During the summer of 2015, the pair spent time researching stories of Rensselaer’s history as well as the numerous “encounters” that members of the Rensselaer community reportedly had had with the supernatural. “The first place we looked was West Hall,” said McEneny. The building, perched on the western edge of campus, was originally opened as the Troy Hospital in 1869 and was operated for 45 years by the Sisters of Charity of Saint Vincent de Paul. One spirit in particular, dubbed Nurse Betsy, is said to still inhabit the building today. “Some people hear moaning or wailing, others report the sounds of piano music or the smell of baking cookies,” said McEneny, noting that Betsy is reported to have perished in a fire that took place in the hospital.

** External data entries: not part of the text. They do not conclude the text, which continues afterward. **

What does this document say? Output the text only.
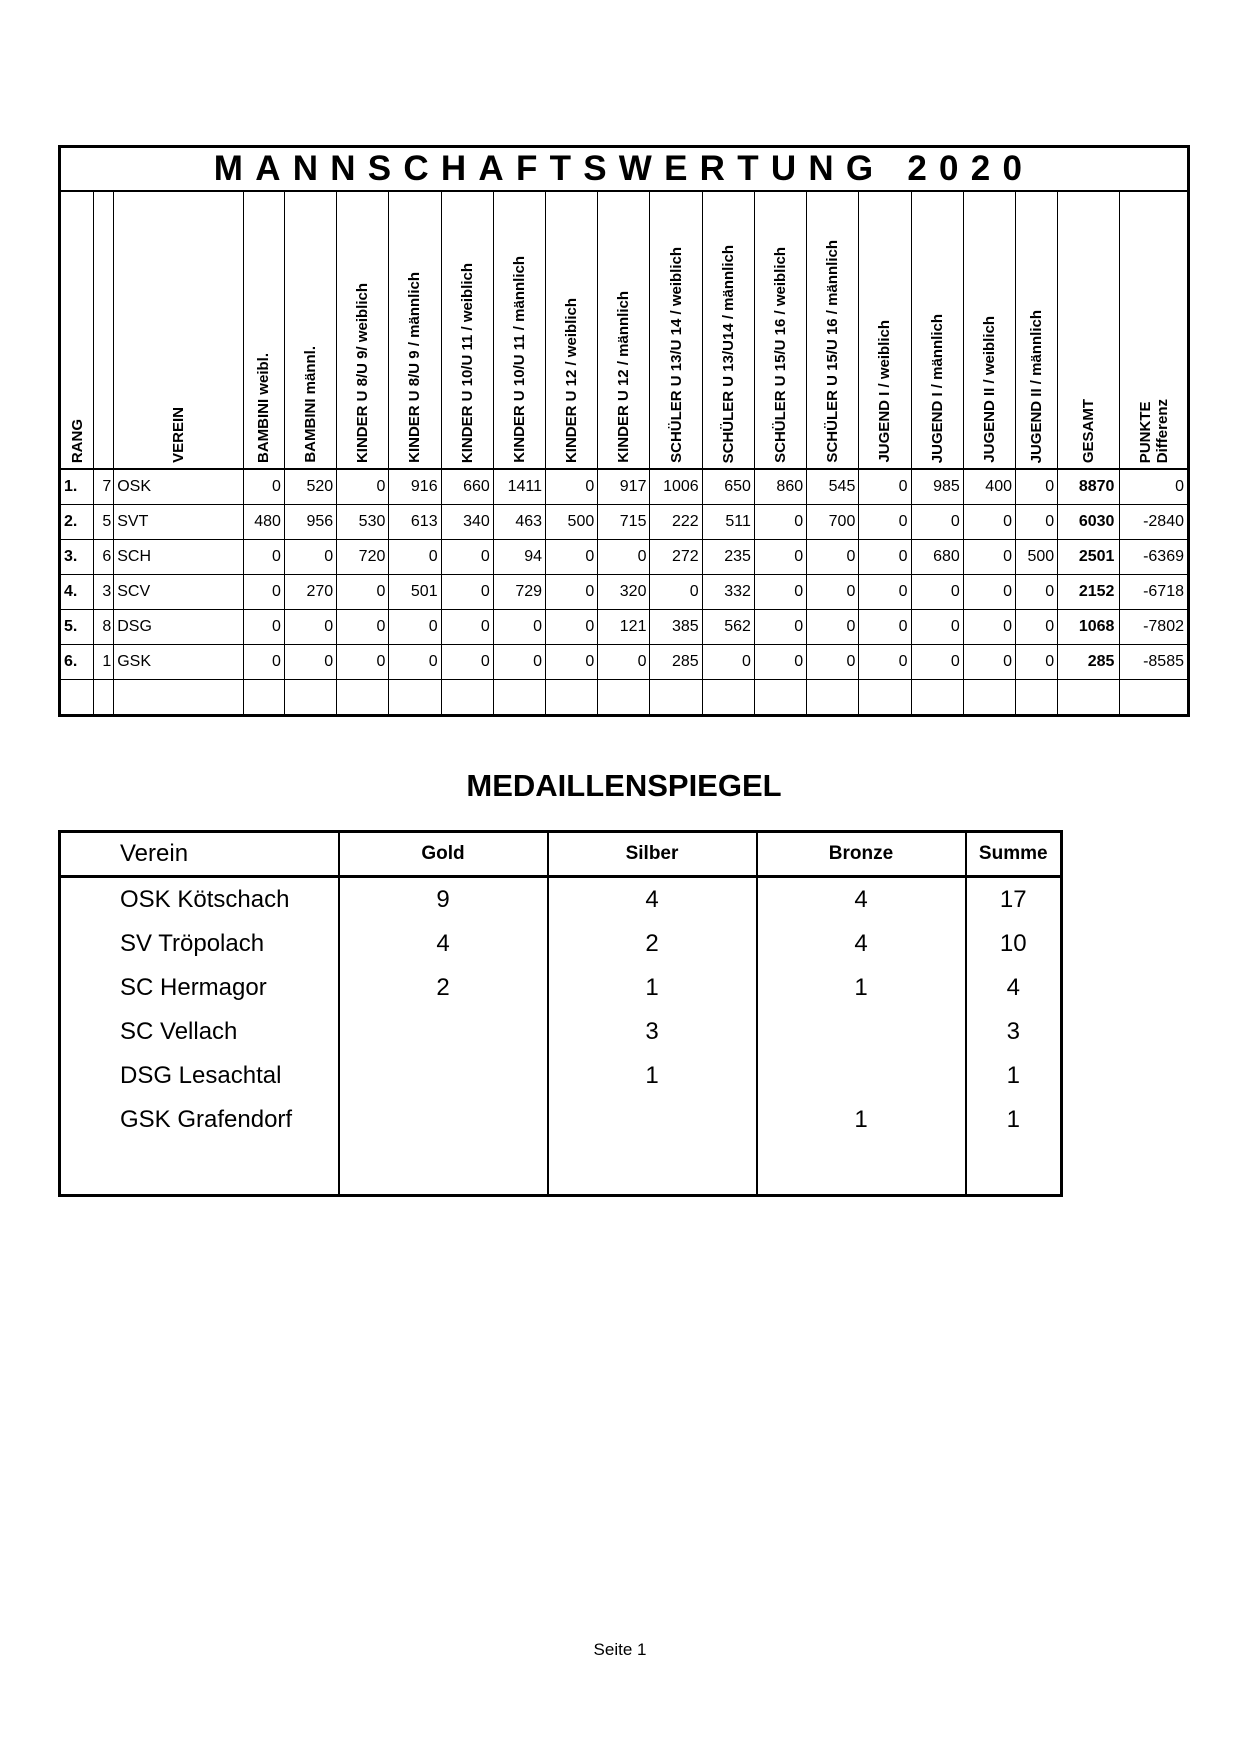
MANNSCHAFTSWERTUNG 2020																				
RANG		VEREIN	BAMBINI weibl.	BAMBINI männl.	KINDER U 8/U 9/ weiblich	KINDER U 8/U 9 / männlich	KINDER U 10/U 11 / weiblich	KINDER U 10/U 11 / männlich	KINDER U 12 / weiblich	KINDER U 12 / männlich	SCHÜLER U 13/U 14 / weiblich	SCHÜLER U 13/U14 / männlich	SCHÜLER U 15/U 16 / weiblich	SCHÜLER U 15/U 16 / männlich	JUGEND I / weiblich	JUGEND I / männlich	JUGEND II / weiblich	JUGEND II / männlich	GESAMT	PUNKTE
Differenz
1.	7	OSK	0	520	0	916	660	1411	0	917	1006	650	860	545	0	985	400	0	8870	0
2.	5	SVT	480	956	530	613	340	463	500	715	222	511	0	700	0	0	0	0	6030	-2840
3.	6	SCH	0	0	720	0	0	94	0	0	272	235	0	0	0	680	0	500	2501	-6369
4.	3	SCV	0	270	0	501	0	729	0	320	0	332	0	0	0	0	0	0	2152	-6718
5.	8	DSG	0	0	0	0	0	0	0	121	385	562	0	0	0	0	0	0	1068	-7802
6.	1	GSK	0	0	0	0	0	0	0	0	285	0	0	0	0	0	0	0	285	-8585

MEDAILLENSPIEGEL
Verein	Gold	Silber	Bronze	Summe
OSK Kötschach	9	4	4	17
SV Tröpolach	4	2	4	10
SC Hermagor	2	1	1	4
SC Vellach		3		3
DSG Lesachtal		1		1
GSK Grafendorf			1	1

Seite 1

On top of the research, many of the stories on the tour came from employees and students who reported personal experiences in some of the older buildings. “The best story came from a voicemail that was played for me by someone who works in Russell Sage Lab,” said Nooney. The eerie sounds, recorded at 10:13 a.m. on 10/13/13, sound like they could simply be a wrong number or a “pocket dial.”
“The creepy part,” said Nooney, “is that Public Safety has no record of a call coming to that extension on that date and time.”
The tour, titled “The Spirits of Rensselaer,” ran on Friday and Saturday nights during the month of October and was open to members of the Rensselaer community and the general public. “It’s part ghost tour and part history lesson,” said McEneny. “We like to tell the stories of these buildings through their history and the people who worked in them.” Names like Russell Sage, Olivia Sage, Amos Eaton, and Stephen Van Rensselaer are mentioned alongside stories of theatrical ghosts, haunted labs, and mischievous spirits.
Stories of off-campus hauntings were also part of the tour, including a “monster” that is said to inhabit nearby Frear Park.
Ghost tours have become wildly popular in recent years and The Spirits of Rensselaer was no exception. Over 350 people enjoyed the 90-minute walking tours of the lower campus. Though the Halloween season is over, Nooney and McEneny say they will continue “digging up” Troy’s haunted history and are looking forward to visiting the Collar City next year.